The Financial Times has learnt that the swaps, which were initiated by the BIS, came as the so-called "central banks' bank" sought to obtain a return on its huge US dollar-denominated holdings. The BIS asked the commercial banks to pledge a gold swap as guarantee for the dollar deposits they were taking from the Basel-based institution.
When news of the swaps, which were disclosed in a note to the BIS's latest annual report, circulated among traders this month, it caused a sharp fall in the gold price, sending bullion to what was then six-week lows. Gold has since fallen further: It was trading at $1,164 an ounce on Thursday.
Some analysts speculated that the swap deals were a surreptitious bailout of the European banking system ahead of last week's publication of stress tests. But bankers and officials have described the transactions as "mutually beneficial."
"The client approached us with the idea of buying some gold with the option to sell it back," said one European banker, referring to the BIS.
Another banker said: "From time to time, central banks or the BIS want to optimise the return on their currency holdings."
Nonetheless, two central bank officials said some of the commercial banks also needed the US dollar funding and were keen to act as a counterparty with the BIS. The gold swaps began in December and surged in January, when the Greek debt crisis erupted and European commercial banks were facing funding problems.
Jaime Caruana, head of the BIS, told the FT the swaps were "regular commercial activities" for the bank.
In a short note in its annual report, published at the end of June, the BIS said it had taken 346 tonnes of gold in exchange for foreign currency in "swap operations" in the financial year to March 31.
In the same fiscal year, the BIS took three times the amount of currency deposits it had taken the previous year as central banks around the world became concerned about using commercial banks for their deposits and turned to the Basel institution.
In a gold swap, one counterparty, in this case a bank, sells its gold to the other, in this case the BIS, with an agreement to buy it back at a later date.
The gold swaps were, in effect, a form of collateral against the US dollar deposits placed by the BIS with commercial banks. Gold is widely regarded as one of the safest assets, but has not been widely used as collateral in the past. Mr Caruana described the transactions as "loans with a guarantee."
Investors have bought physical gold in record amounts during the past two years and deposited it in commercial banks. European financial institutions are awash with bullion and some are trying to pledge gold as a guarantee.
George Milling-Stanley, managing director for government affairs at the industry-backed World Gold Council, said: "The gold swaps commercial banks carried out with the BIS demonstrate the effectiveness of gold as an asset class, because even in the depths of the worst liquidity crisis in living memory, institutions with access to gold were able to make use of it to generate dollar liquidity. The issue also feeds right into the current debate among Asian central banks about the lack of assets suitable for use as cross-border collateral."

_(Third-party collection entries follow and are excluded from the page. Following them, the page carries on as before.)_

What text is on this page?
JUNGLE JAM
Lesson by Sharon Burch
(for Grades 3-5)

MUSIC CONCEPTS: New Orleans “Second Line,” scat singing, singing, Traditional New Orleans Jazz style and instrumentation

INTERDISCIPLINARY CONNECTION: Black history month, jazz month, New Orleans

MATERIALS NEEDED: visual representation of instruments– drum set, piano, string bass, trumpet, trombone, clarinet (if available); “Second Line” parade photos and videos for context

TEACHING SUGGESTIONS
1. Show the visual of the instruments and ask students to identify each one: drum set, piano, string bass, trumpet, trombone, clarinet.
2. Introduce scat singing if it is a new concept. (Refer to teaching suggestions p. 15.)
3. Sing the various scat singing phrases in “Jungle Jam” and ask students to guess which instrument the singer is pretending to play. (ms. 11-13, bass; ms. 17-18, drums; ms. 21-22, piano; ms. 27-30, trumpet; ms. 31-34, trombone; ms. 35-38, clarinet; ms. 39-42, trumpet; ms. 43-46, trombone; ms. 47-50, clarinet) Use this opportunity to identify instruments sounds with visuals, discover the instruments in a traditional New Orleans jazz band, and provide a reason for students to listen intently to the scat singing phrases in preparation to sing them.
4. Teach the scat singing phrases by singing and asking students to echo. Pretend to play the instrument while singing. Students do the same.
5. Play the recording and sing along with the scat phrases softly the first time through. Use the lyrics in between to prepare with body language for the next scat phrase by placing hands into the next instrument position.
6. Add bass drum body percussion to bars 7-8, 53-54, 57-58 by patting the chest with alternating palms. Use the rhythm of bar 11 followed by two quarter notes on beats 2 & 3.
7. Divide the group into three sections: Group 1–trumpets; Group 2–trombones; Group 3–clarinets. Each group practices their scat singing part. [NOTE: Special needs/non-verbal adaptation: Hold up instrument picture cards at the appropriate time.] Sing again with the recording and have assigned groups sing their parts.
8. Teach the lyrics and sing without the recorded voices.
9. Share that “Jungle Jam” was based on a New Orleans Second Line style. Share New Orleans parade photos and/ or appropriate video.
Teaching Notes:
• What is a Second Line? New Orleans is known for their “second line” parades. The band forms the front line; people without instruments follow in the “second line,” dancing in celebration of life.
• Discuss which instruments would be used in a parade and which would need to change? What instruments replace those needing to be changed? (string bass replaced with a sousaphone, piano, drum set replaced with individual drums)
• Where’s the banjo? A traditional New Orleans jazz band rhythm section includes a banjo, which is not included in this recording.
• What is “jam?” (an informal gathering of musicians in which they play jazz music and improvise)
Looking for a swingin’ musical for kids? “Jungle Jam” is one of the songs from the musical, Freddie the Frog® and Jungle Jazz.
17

Last year, CME Group, the world's largest derivatives exchange, allowed investors to use gold futures as collateral for some operations. Other institutions, such as central banks, had begun using and requesting gold as collateral in the past two years as perceptions of counterparty risk have risen, bankers and officials said.
The gold used in the swaps came mainly from investors' deposit accounts at the European commercial banks. Some investors prefer to deposit their gold in so-called "allocated accounts," which restrict the custodian banks' ability to use the gold in their market operations by assigning them specific bullion bars. But other investors prefer cheaper "unallocated accounts," which give banks access to their bullion for their day-to-day operations.
Officials said other commercial banks obtained the gold from the lending market, borrowing bullion from emerging countries' central banks.